The valley covers more than six acres and is considered to be the most tranquil spot in the city. Set in the parched remains of a riverbed, the surroundings are spectacular, with the wildlife park bordered by the colourful banks of what was once a bubbling waterway. There are still echoes of the river's activity, with a stunning waterfall that you'll find towards the middle of the park. Once you're done exploring, you'll find the beach less than 10 minutes' drive away. Agadir Beach is one of Morocco's largest. It's sheltered from the winds by the surrounding mountains, and one of the best if you want to top up your tan or spend some time playing with the kids.

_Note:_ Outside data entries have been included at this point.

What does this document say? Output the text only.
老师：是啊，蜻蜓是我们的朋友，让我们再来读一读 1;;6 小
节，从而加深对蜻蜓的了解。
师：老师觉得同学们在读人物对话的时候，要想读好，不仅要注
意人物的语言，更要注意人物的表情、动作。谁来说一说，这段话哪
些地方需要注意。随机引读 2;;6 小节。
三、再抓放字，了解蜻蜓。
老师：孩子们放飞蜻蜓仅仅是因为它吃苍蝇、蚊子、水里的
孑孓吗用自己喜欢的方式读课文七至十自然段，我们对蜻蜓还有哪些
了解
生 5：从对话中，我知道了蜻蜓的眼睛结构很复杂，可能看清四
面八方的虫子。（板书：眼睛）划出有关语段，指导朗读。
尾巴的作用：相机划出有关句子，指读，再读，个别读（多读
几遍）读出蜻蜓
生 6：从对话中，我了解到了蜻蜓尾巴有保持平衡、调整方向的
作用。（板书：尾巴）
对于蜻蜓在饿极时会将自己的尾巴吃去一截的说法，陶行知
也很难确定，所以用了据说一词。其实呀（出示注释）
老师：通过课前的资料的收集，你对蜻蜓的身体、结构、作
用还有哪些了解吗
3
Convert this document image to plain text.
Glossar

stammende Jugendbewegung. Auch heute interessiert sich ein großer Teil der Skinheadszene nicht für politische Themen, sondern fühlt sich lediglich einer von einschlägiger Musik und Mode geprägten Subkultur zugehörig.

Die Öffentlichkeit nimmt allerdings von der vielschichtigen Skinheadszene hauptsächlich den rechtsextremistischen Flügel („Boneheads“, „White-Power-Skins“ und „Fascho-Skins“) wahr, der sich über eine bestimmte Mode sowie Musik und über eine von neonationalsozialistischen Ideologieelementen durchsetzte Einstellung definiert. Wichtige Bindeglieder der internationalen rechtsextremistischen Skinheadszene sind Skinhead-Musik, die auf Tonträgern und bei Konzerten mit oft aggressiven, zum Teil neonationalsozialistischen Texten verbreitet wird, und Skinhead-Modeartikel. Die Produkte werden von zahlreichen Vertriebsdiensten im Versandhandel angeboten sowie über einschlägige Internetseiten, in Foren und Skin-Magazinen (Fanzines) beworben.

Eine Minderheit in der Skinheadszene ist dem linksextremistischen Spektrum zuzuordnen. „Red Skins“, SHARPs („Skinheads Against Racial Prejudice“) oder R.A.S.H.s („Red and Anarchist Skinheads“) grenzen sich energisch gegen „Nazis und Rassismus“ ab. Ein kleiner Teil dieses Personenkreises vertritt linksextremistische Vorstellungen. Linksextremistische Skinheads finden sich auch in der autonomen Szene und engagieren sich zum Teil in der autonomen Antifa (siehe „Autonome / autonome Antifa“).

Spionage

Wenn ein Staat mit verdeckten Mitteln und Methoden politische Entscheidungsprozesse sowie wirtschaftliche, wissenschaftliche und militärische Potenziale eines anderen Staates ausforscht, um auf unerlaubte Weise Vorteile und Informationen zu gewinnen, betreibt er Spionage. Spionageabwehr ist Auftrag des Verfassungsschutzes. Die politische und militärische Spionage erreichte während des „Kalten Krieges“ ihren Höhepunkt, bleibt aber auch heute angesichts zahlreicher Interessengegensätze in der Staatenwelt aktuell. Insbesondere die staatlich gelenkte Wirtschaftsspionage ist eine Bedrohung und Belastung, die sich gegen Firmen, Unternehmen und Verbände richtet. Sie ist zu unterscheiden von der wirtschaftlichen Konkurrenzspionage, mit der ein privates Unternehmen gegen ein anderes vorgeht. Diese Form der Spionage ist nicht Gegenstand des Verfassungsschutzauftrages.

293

There's a good selection of water sports on offer, while the whole family can take it easy on the water front. If you want to see a little bit more wildlife then the Soussa Massa National Park is about half an hour away by car.

How to get there

You'll find the Vallee des Oiseaux overlooking the North Atlantic, midway along the coast. It's open seven days a week, opening at 11am and closing at 5.30pm. If you're coming from the city of Agadir, there's a miniature tourist train (known as a ”Noddy train'), which will pick you up from the beach and take you straight to the park's entrance. When you decide to leave, it'll take you back. If you've decided to drive, there are four main routes to the Agadir Birds Valley. Coming from the south, take the N1 motorway towards Ait Melloul and follow the signs. From the north, the N1 south is also the route to take. Those driving from the west will need to hop on the N10 or, if you're coming from the northwest, look out for the N7.